The workshop started with an overview of prevention and treatment strategies and the current state of the evidence base. Speakers highlighted the diversity in clinical practices for CP, in terms of the types, timing, intensity and frequency of treatments and interventions. They also noted the heterogeneity of CP: even patients with the same brain abnormality may present with different symptoms and response to treatment, and motor impairments and functional abilities may change throughout stages of development. Thus, individualized therapy is essential, and evidence to develop best practices for each age group is needed.

Additional speakers provided overviews of: current practices in diagnosing CP and assessing the types of impairments; current state of international and US regional registries as well as surveillance activities; and types of research designs used to evaluate treatment efficacy. A panel discussion on family perspectives emphasized the challenges of getting access to medical care and the particular needs of adults with CP, including social development, employment assistance, and mental health care.

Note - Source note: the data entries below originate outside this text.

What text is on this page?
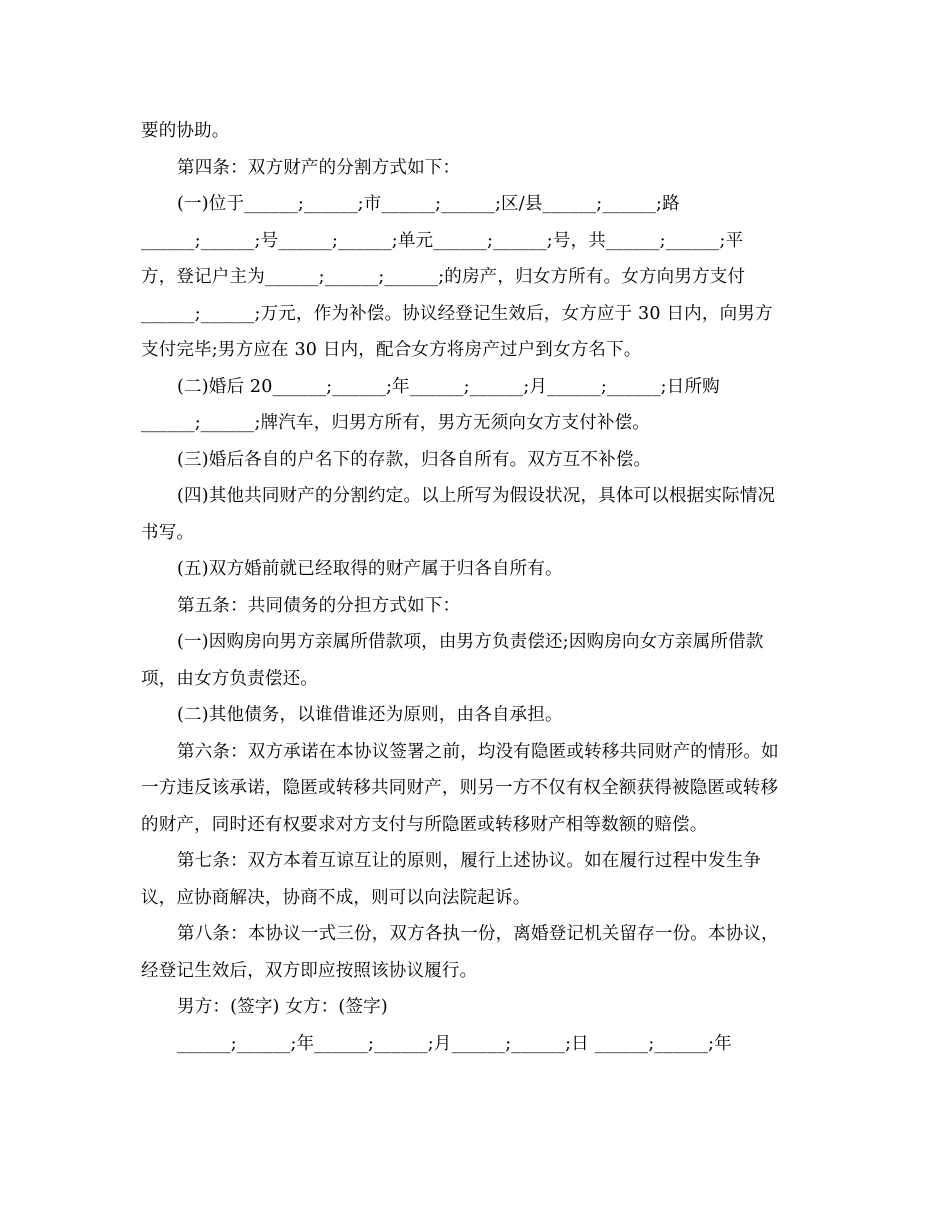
要的协助。
第四条：双方财产的分割方式如下：
(一)位于______;______;市______;______;区/县______;______;路
______;______;号______;______;单元______;______;号，共______;______;平
方，登记户主为______;______;______;的房产，归女方所有。女方向男方支付
______;______;万元，作为补偿。协议经登记生效后，女方应于 30 日内，向男方
支付完毕;男方应在 30 日内，配合女方将房产过户到女方名下。
(二)婚后 20______;______;年______;______;月______;______;日所购
______;______;牌汽车，归男方所有，男方无须向女方支付补偿。
(三)婚后各自的户名下的存款，归各自所有。双方互不补偿。
(四)其他共同财产的分割约定。以上所写为假设状况，具体可以根据实际情况
书写。
(五)双方婚前就已经取得的财产属于归各自所有。
第五条：共同债务的分担方式如下：
(一)因购房向男方亲属所借款项，由男方负责偿还;因购房向女方亲属所借款
项，由女方负责偿还。
(二)其他债务，以谁借谁还为原则，由各自承担。
第六条：双方承诺在本协议签署之前，均没有隐匿或转移共同财产的情形。如
一方违反该承诺，隐匿或转移共同财产，则另一方不仅有权全额获得被隐匿或转移
的财产，同时还有权要求对方支付与所隐匿或转移财产相等数额的赔偿。
第七条：双方本着互谅互让的原则，履行上述协议。如在履行过程中发生争
议，应协商解决，协商不成，则可以向法院起诉。
第八条：本协议一式三份，双方各执一份，离婚登记机关留存一份。本协议，
经登记生效后，双方即应按照该协议履行。
男方：(签字) 女方：(签字)
______;______;年______;______;月______;______;日 ______;______;年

Over the course of the workshop, speakers and discussants identified gaps in research and priorities for advancing progress on effective treatments. Comparative effectiveness research, in parallel with registries, was highlighted as an optimal method to build the evidence base for treatments that are already in use. The group discussed in the importance of basic and translational research in addressing new types of treatments, particularly in the areas of enhancing neuroplasticity and neuromodulation approaches. In addition, participants discussed the importance of encouraging young scientists to enter the CP research field.